My terrible plan for reducing opioid deaths

I have a terrible plan for reducing opioid overdose deaths. 

It would not reduce the number of people addicted to opioids; instead, it would ultimately increase it. It would not make opioids less attractive to addicts; instead, it would make them more attractive. It also would not make people less likely to try opioids; instead, it’d make newbies more likely to try opioids.

Now that I’ve stated why my plan is terrible, allow me to explain it. My terrible plan is to formulate GAL-021 into a nasal spray and sell it widely without a prescription. GAL-021, if you follow the link, is a drug that, when injected, inhibits the respiratory depression of opioids without inhibiting the active effects (i.e. pain control and euphoria) [1]. It’s an analog of almitrine, a formerly approved, now withdrawn drug which does the same but has nasty side effects. Given that respiratory depression is the reason people die when they overdose on opioids (i.e. they stop breathing), this means that this drug could save lives.

Think about a world in which this plan was followed through. Any opioid addict could take opioids without fear of overdosing, by simply taking GAL-021 soon after taking opioids. Given that overdoses usually take 1-3 hours after taking the drug, they’d have plenty of time to do so. Their friends could also administer the drug if they are concerned. If there was actually a danger of an overdose, this would save the addict’s life. If there wasn’t, there’d be no harm done, and it wouldn’t even ruin their high.

This would be an advantage over the current situation with Narcan, the nasal spray version of naloxone. True, Narcan/naloxone does stop an overdose. But, it does this by antagonizing the opioid receptors, which is basically like a reverse opioid high. Not only does it stop whatever opioid high you were feeling artificially, but it also stops any high from endorphins. As a result, Narcan feels terrible to the addict, making addicts unlikely to self-administer and making their friends less likely to administer unless they’re sure that they have to.
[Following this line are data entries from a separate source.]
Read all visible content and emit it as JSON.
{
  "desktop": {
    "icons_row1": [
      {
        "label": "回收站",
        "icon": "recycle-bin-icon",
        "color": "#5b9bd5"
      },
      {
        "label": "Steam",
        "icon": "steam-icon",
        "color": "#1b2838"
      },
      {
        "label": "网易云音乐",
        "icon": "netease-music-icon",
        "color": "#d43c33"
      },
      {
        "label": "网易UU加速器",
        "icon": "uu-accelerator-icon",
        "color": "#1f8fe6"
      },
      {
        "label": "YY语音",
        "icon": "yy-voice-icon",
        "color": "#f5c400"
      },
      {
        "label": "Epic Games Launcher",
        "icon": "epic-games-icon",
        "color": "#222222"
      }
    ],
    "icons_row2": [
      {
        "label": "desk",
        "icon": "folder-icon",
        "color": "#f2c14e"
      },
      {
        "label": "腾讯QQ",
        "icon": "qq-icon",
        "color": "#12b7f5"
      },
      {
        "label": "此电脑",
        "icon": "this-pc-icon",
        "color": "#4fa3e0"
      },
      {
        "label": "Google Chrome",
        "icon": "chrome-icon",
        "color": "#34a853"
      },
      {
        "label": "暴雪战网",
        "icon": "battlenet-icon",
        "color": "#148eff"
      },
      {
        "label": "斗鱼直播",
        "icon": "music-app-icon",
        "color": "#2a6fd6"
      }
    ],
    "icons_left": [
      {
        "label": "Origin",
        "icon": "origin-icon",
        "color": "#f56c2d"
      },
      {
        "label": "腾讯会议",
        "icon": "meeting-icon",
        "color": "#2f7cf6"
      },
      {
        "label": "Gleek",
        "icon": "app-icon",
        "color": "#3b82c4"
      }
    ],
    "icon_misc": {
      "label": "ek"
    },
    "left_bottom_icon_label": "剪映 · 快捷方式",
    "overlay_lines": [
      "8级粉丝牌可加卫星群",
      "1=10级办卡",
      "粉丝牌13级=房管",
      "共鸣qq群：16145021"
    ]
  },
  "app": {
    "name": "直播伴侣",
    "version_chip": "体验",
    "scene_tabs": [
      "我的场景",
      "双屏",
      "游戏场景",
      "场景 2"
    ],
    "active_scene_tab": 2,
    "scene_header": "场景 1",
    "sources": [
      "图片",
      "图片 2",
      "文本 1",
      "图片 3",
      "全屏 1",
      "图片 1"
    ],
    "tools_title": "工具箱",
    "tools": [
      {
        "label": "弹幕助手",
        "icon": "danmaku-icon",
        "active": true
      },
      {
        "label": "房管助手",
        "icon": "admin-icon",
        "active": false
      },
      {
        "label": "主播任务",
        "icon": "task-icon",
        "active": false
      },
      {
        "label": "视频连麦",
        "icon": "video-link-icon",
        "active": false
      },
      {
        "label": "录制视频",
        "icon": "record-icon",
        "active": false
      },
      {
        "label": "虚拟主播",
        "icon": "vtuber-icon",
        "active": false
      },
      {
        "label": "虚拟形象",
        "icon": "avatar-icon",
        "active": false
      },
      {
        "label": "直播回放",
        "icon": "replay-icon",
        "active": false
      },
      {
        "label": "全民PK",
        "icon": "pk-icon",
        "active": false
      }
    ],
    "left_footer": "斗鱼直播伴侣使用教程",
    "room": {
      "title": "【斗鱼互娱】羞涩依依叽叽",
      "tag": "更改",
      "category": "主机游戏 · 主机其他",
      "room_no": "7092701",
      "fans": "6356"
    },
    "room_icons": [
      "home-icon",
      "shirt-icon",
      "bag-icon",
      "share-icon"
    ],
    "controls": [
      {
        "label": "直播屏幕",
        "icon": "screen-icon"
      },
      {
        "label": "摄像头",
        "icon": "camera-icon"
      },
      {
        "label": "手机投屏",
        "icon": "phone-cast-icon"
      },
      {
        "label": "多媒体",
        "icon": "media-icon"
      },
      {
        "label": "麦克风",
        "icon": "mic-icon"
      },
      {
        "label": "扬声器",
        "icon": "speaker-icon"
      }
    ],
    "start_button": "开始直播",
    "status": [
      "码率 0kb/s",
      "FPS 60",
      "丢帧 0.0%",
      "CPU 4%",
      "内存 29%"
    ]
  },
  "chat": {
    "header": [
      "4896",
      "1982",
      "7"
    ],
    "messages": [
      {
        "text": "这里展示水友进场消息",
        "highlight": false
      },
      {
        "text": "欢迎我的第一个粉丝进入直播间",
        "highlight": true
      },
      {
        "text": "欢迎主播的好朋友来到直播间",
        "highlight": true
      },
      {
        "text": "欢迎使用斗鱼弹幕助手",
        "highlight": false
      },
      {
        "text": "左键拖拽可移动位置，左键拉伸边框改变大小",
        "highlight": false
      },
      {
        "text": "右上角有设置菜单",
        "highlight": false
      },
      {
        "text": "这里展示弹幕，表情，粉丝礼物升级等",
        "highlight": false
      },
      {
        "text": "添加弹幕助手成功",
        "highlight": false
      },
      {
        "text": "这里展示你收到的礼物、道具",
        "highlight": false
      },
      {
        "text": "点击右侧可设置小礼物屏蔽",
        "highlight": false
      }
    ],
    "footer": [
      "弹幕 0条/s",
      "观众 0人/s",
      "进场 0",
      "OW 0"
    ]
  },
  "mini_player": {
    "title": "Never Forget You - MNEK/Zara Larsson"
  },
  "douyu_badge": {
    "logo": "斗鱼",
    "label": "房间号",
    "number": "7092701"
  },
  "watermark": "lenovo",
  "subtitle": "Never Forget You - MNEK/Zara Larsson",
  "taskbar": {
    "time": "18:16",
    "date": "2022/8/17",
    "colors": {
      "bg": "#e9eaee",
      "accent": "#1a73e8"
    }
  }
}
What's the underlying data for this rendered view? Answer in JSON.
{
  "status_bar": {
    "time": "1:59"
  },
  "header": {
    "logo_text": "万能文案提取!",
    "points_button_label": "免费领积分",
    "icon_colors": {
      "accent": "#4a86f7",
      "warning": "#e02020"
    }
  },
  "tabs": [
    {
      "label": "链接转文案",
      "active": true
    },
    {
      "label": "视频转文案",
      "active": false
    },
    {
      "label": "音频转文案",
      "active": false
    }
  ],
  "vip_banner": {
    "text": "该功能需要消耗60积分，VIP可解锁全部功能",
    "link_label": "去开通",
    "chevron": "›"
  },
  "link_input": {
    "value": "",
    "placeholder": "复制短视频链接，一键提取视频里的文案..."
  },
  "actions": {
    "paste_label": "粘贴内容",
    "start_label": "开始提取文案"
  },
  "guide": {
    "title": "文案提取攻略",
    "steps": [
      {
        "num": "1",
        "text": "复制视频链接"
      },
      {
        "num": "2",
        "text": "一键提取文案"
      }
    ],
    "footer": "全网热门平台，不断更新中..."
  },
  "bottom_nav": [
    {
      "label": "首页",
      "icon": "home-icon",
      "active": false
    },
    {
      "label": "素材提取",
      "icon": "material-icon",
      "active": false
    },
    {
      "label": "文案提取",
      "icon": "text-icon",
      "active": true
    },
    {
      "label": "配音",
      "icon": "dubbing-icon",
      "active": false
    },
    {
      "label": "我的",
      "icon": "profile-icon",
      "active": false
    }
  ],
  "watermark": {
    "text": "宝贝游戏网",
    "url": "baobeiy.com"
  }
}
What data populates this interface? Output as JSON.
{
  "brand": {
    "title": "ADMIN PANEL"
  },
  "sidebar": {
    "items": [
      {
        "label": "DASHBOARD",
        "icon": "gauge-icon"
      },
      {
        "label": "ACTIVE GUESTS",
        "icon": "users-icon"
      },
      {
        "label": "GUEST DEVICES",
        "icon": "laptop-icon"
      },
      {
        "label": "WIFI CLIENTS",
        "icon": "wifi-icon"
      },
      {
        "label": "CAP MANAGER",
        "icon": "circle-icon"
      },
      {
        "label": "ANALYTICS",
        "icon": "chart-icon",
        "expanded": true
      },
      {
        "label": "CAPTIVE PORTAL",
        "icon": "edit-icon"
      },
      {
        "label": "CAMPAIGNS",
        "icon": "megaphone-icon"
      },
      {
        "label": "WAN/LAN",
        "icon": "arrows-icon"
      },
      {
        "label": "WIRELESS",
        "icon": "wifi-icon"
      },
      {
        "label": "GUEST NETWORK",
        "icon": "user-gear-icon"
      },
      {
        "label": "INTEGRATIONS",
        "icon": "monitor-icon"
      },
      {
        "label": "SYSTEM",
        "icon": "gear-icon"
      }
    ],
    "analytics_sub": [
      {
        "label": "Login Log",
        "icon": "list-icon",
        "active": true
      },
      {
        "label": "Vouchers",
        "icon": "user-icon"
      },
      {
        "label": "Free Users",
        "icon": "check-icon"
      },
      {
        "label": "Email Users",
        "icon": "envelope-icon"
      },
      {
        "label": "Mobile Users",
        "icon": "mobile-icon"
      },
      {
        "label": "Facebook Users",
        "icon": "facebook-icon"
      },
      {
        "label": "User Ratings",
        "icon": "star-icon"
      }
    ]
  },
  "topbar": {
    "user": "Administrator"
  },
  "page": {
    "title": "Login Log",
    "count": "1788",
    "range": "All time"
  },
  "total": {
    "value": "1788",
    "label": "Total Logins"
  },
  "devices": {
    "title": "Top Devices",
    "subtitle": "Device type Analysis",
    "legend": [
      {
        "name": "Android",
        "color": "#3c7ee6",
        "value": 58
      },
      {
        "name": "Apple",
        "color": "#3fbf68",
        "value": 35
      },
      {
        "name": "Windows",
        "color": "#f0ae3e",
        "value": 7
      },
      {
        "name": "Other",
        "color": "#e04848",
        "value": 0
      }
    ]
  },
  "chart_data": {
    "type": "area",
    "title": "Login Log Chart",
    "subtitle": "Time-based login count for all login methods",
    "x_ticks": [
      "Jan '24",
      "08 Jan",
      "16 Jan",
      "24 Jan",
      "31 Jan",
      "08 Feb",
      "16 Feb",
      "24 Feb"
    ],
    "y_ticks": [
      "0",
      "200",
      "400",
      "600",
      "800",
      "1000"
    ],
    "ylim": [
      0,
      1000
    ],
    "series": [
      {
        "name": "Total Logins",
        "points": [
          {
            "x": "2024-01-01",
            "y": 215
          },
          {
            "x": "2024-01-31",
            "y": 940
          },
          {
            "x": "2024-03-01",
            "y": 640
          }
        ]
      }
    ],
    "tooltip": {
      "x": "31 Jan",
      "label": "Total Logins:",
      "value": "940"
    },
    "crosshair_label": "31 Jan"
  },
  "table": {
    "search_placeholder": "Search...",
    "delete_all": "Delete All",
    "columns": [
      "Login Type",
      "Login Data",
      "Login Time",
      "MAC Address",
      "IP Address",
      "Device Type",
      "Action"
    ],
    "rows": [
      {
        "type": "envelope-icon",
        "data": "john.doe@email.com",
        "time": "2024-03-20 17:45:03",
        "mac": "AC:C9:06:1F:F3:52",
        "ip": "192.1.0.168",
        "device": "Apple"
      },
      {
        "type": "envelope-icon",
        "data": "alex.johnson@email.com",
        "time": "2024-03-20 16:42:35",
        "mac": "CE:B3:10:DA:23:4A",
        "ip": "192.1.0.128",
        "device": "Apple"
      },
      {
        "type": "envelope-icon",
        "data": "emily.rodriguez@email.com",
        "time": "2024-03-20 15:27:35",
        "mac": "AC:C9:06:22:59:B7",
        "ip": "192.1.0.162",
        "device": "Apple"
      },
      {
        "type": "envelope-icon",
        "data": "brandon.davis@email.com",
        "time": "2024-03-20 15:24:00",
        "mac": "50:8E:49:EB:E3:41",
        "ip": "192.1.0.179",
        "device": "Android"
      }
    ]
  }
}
The disadvantage to making GAL-021 widely available, of course, would be that it could encourage people to take opioids because they see them as safer. However, this is the exact same issue as seatbelts encouraging people to speed or the availability of condoms encouraging teenage sex. As a society, we’ve generally come down on the side of “people are going to do dangerous things, so let’s make them safer”, and I don’t see any reason why this would be different.

You may be wondering how practical this plan is. I assure you that this plan, while terrible, is reasonably practical. First, turning an injectable into an intranasal is pretty easy. It only took Lightlake Therapeutics about a year to develop and test Narcan as an intranasal version of naloxone, and most drugs can simply just be crushed and snorted instead of injected, anyways.

The issue of price is also solvable. There’s no way of saying what the price of GAL-021 would be, as it never made it to market due to lack of commercial viability. We can get an idea, though, from the price of almitrine, which was about $115/dose before it was withdrawn from the market. Compare this to the price of Narcan, which is about $70 a spray, so not hugely different. Also, prices go down when drugs become generic. Generic naloxone is only about $30 an injection. I’d imagine the same would happen with this new drug.

A more serious concern would be the limited half-life of GAL-021, which, in the past, has limited the use of GAL-021 to infusion only. Extending the half-life would require some clever formulation or modification work of the sort I’ve discussed before in regard to semaglutide. Difficult, but not impossible.

Last, computer modeling suggests that severe opioid overdoses could not be reversed with GAL-021 alone. At that point, you’d probably need Narcan. However, that’s also the point at which the addict’s friends would also be willing to give Narcan, so the aforementioned reluctance would be less of an issue.

All in all, I think it’s clear that this is a terrible plan for solving the opioid overdose crisis, and I look forward to nobody following through with it. However, given that fentanyl, a synthetic opioid, is now the leading cause of death for ages 18-45, I thought I’d just throw this plan out there. 

[1] The science behind GAL-021 is described in this review, although it’s still not entirely clear. 

Essentially, our brain normally can detect hypoxia (a lack of oxygen) through the blockage of the specific potassium channels at the carotid arteries. Agonizing the opioid receptors, however, keeps those potassium channels open, so our bodies don’t notice hypoxia and don’t force us to hyperventilate.

GAL-021, almitrine, and related drugs artificially block those specific potassium channels anyways, which trips our body’s hypoxia sensors and forces us to breathe, without affecting the opioid receptors at all.